9.8. Database Recovery in PostgreSQL
PostgreSQL implements redo log-based recovery. If the database server crashes, PostgreSQL can restore the database cluster by sequentially replaying the XLOG records in the WAL segment files from the REDO point.
We have already talked about database recovery several times up to this section. Here, I will describe two things about recovery that have not been explained yet.
The first thing is how PostgreSQL starts the recovery process. When PostgreSQL starts up, it first reads the pg_control file. The following are the details of the recovery process from that point. See Fig. 9.14 and the following description.
(1) PostgreSQL reads all items in the pg_control file when it starts. If the state item is ‘in production’, PostgreSQL enters recovery-mode because this means that the database was not shut down normally. If it is ‘shut down’, PostgreSQL enters normal startup-mode.
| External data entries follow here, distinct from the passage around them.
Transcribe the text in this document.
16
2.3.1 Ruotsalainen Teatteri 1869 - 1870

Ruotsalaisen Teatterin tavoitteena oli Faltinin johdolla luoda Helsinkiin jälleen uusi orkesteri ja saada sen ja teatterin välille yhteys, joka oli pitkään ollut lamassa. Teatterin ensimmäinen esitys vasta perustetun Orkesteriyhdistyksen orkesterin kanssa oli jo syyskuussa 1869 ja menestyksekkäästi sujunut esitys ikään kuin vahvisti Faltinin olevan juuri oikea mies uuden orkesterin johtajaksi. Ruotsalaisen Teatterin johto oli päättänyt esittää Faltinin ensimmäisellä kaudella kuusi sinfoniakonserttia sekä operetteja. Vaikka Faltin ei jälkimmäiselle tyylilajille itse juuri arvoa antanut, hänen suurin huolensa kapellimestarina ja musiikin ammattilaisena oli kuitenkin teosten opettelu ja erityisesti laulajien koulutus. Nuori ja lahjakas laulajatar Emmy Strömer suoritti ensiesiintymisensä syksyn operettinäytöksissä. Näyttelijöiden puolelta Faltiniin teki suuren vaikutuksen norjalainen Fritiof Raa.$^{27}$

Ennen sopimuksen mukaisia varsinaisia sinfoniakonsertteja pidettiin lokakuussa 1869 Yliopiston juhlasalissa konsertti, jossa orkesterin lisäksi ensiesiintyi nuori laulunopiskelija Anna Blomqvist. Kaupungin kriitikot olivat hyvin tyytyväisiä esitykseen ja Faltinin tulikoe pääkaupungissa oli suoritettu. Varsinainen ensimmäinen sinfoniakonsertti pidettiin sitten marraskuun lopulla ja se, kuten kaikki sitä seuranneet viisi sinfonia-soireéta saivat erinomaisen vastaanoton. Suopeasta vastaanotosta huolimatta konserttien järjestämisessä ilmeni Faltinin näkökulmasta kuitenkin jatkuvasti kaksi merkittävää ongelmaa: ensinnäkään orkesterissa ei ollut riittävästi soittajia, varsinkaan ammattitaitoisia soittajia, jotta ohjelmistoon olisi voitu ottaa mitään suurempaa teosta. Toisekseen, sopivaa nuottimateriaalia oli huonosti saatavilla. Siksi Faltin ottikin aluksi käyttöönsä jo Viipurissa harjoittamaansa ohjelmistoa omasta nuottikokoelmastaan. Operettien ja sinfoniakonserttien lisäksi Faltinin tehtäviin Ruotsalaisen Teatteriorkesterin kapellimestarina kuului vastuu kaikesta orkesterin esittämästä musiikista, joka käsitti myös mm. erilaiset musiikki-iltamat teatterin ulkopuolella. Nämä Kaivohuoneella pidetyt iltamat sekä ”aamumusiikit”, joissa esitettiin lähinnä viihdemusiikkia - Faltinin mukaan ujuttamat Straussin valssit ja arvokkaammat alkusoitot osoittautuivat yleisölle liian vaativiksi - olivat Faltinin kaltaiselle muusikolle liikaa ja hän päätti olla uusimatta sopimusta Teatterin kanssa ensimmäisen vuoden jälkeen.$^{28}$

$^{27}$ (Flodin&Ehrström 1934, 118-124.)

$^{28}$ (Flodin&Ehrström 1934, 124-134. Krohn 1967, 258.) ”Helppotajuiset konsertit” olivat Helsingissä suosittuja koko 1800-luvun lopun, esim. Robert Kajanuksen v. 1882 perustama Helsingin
(2) PostgreSQL reads the latest checkpoint record, the location of which is written in the pg_control file, from the appropriate WAL segment file. It then gets the REDO point from the record. If the latest checkpoint record is invalid, PostgreSQL reads the one prior to it. If both records are unreadable, it gives up recovering by itself. (Note that the prior checkpoint is not stored in PostgreSQL 11 or later.)
(3) The appropriate resource managers read and replay XLOG records in sequence from the REDO point until they reach the end of the latest WAL segment. When an XLOG record is replayed and if it is a backup block, it is overwritten on the corresponding table page regardless of its LSN. Otherwise, a (non-backup block) XLOG record is replayed only if the LSN of the record is greater than the ‘pd_lsn’ of the corresponding page.
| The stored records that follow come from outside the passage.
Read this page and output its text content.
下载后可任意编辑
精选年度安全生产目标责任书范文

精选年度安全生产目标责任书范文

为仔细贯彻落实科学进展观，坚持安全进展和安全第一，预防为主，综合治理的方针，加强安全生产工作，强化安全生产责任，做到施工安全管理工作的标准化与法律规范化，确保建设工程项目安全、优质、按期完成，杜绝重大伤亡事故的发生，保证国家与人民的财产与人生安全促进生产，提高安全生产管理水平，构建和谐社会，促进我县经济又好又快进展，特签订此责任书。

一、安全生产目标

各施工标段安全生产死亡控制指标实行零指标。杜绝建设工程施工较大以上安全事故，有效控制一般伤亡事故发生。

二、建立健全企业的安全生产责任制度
The second point is about the comparison of LSNs: why the non-backup block’s LSN and the corresponding page’s pd_lsn should be compared. Unlike the previous examples, this will be explained using a specific example that emphasizes the need for this comparison. See Figs. 9.15 and 9.16. (Note that the WAL buffer is omitted to simplify the description.)
(1) PostgreSQL inserts a tuple into the TABLE_A, and writes an XLOG record at LSN_1.
(2) The background-writer process writes the TABLE_A page to storage. At this point, this page’s pd_lsn is LSN_1.
(3) PostgreSQL inserts a new tuple into the TABLE_A, and writes a XLOG record at LSN_2. The modified page is not written into the storage yet.
Unlike the examples in overview, the TABLE_A’s page has been once written to the storage in this scenario.
Do shutdown with immediate-mode, and then start the database.
(1) PostgreSQL loads the first XLOG record and the TABLE_A page, but does not replay it because the LSN of the record (LSN_1) is not larger than the LSN of the page (also LSN_1). In fact, it is clear that there is no need to replay it.
(2) Next, PostgreSQL replays the second XLOG record because the LSN of the record (LSN_2) is greater than the current LSN of the TABLE_A page (LSN_1).
As you can see from this example, if the replay order of non-backup blocks is incorrect or non-backup blocks are replayed more than once, the database cluster will no longer be consistent. In short, the redo (replay) operation of non-backup block is not idempotent. Therefore, to preserve the correct replay order, non-backup block records should be replayed only if their LSN is greater than the corresponding page’s pd_lsn.
On the other hand, as the redo operation of backup block is idempotent, backup blocks can be replayed any number of times regardless of their LSN.